J'écrivis en même temps à M. Piscatory: «Persistez à subordonner les intérêts de rivalité à l'intérêt d'entente, la petite politique à la grande, et faites que Colettis persiste. C'est indispensable. Ce n'est pas notre plaisir que nous cherchons, c'est le succès. C'est la fortune de la Grèce que nous voulons faire, non pas celle de tel ou tel Grec. Mais dites-moi toujours tout. Vous êtes là pour tout voir et me faire tout savoir, agréable ou désagréable. Seulement il ne faut pas voir, dans tout ce que fait ou dit sir Edmond Lyons, plus qu'il n'y a: il n'y a point de trahison politique, point de dissidence réelle et active quant à l'intention et au but pour la Grèce; il y a le vice anglais, l'orgueil ambitieux, la préoccupation constante et passionnée de soi-même, le besoin ardent et exclusif de se faire partout sa part et sa place, la plus grande possible, n'importe aux dépens de quoi et de qui. Cela est très-incommode, très-insupportable, et il faut le réprimer de temps en temps, quand cela devient tout à fait nuisible aux affaires ou inconvenant pour la dignité. C'est ce que vous avez fait très à propos dans l'incident des quatre petits marins. Mais il faut savoir que cela s'allie avec de la loyauté, du bon sens, du courage, et une bien plus grande sûreté de commerce et d'action commune qu'on n'en rencontre ailleurs.»

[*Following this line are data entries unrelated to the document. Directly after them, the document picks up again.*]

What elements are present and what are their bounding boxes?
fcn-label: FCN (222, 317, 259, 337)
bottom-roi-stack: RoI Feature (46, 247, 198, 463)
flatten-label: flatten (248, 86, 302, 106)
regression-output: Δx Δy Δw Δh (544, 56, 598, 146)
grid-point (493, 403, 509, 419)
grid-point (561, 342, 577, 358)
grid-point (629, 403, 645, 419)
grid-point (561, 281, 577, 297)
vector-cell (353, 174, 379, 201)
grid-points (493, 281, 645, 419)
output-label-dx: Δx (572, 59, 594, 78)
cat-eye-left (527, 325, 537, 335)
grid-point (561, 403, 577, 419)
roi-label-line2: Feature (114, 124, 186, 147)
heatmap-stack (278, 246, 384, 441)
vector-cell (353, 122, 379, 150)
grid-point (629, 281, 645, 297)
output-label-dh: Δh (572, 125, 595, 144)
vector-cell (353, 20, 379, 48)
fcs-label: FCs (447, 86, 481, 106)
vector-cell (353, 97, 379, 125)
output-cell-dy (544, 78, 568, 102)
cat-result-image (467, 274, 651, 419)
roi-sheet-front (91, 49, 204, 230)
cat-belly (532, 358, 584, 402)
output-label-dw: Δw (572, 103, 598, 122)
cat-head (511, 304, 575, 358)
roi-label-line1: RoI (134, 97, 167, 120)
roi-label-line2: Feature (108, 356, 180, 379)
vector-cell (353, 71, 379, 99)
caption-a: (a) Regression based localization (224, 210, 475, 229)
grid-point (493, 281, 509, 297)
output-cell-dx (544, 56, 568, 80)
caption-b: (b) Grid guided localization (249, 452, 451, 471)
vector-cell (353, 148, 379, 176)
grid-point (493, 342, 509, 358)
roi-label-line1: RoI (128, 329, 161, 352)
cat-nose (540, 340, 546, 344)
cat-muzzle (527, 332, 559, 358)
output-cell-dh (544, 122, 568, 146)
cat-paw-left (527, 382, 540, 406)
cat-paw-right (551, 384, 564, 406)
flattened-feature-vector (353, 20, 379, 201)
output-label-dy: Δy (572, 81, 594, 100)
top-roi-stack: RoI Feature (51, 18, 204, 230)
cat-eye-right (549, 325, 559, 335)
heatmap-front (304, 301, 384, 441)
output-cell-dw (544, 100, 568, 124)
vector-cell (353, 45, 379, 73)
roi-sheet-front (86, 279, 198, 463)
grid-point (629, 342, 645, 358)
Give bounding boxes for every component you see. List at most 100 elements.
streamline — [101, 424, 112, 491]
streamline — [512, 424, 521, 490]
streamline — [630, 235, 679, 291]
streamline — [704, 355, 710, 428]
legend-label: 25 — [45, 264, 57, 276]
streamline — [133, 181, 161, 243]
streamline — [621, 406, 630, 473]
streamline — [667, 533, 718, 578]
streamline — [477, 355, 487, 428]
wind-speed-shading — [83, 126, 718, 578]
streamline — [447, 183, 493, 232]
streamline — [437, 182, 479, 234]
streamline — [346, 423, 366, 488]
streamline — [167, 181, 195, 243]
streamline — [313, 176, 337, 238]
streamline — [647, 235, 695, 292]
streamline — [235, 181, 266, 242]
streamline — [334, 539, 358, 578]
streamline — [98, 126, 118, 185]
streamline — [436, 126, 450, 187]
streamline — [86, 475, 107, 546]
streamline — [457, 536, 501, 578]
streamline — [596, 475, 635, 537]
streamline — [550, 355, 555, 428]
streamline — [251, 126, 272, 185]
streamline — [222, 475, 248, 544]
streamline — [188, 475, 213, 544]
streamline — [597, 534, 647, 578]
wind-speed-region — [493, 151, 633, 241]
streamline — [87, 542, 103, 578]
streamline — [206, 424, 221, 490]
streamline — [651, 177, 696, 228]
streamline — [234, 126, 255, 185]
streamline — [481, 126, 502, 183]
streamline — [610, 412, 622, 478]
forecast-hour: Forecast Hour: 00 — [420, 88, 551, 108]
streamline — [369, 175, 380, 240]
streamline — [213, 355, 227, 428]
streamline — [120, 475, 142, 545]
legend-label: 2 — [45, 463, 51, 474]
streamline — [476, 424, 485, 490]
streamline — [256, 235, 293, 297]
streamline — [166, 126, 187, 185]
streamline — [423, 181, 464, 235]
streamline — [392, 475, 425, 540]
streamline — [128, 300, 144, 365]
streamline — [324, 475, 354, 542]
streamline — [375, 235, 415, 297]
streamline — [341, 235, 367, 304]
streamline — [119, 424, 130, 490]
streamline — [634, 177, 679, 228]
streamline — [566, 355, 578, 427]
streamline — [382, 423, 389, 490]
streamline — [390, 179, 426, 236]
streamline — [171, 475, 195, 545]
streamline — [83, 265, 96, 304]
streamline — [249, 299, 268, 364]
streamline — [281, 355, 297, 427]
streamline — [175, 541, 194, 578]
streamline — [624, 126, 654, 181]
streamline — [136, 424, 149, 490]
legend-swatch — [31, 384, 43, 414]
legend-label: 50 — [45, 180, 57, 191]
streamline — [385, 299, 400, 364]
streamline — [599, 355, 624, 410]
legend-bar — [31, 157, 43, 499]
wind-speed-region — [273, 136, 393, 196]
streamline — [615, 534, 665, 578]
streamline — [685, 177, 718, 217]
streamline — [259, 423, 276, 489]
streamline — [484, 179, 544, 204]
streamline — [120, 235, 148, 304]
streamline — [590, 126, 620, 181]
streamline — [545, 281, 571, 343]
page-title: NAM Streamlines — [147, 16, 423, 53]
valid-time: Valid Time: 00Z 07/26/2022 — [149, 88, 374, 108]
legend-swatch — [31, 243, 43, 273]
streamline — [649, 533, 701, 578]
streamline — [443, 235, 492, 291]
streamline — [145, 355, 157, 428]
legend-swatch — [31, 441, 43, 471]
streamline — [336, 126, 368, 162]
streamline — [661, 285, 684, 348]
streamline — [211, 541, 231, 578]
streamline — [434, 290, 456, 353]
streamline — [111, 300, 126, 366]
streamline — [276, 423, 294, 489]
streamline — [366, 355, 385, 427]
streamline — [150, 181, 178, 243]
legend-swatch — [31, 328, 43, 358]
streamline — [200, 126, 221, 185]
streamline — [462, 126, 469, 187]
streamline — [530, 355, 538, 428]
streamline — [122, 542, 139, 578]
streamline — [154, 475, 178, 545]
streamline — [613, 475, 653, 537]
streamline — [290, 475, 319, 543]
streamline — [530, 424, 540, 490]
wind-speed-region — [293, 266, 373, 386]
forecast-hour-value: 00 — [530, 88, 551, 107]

La constitution faite et promulguée, un problème bien plus difficile encore s'élevait: il fallait former un ministère capable de contenir, en le satisfaisant, ce peuple ressuscité en armes, d'affermir cette royauté chancelante, de supporter la liberté publique en maintenant la loi. A peine fut-on en présence de cette tâche, que les obstacles et les périls éclatèrent: le ministère qui était né de la révolution et qui avait présidé au travail de la constitution disparut; M. Metaxa donna sa démission; il s'était brouillé avec M. Maurocordato, et l'attitude de l'empereur Nicolas rendait, pour le parti nappiste, le gouvernement constitutionnel impossible. «Enfin la constitution est jurée, l'assemblée est dissoute, la révolution est close, m'écrivait M. Piscatory[79]; ferons-nous un ministère raisonnable? Je n'en sais rien encore. Le ministère fait, vaincra-t-il le roi? J'en doute. L'opinion que c'est impossible s'en va en province avec les députés les plus sages, les plus modérés qui se désolent, avec l'opposition et les philorthodoxes qui ont bien raison de ne pas renoncer à leurs projets. Lyons est toujours très-bien; son parti est pris, je le crois; cependant il faudra le voir à l'épreuve des petites questions d'influence. Je ferai tous les sacrifices qui ne nous amoindriront pas; partout, et ici surtout, la réputation est importante; la nôtre est bonne; je ne la fais pas résonner haut, mais je tiens à la maintenir.»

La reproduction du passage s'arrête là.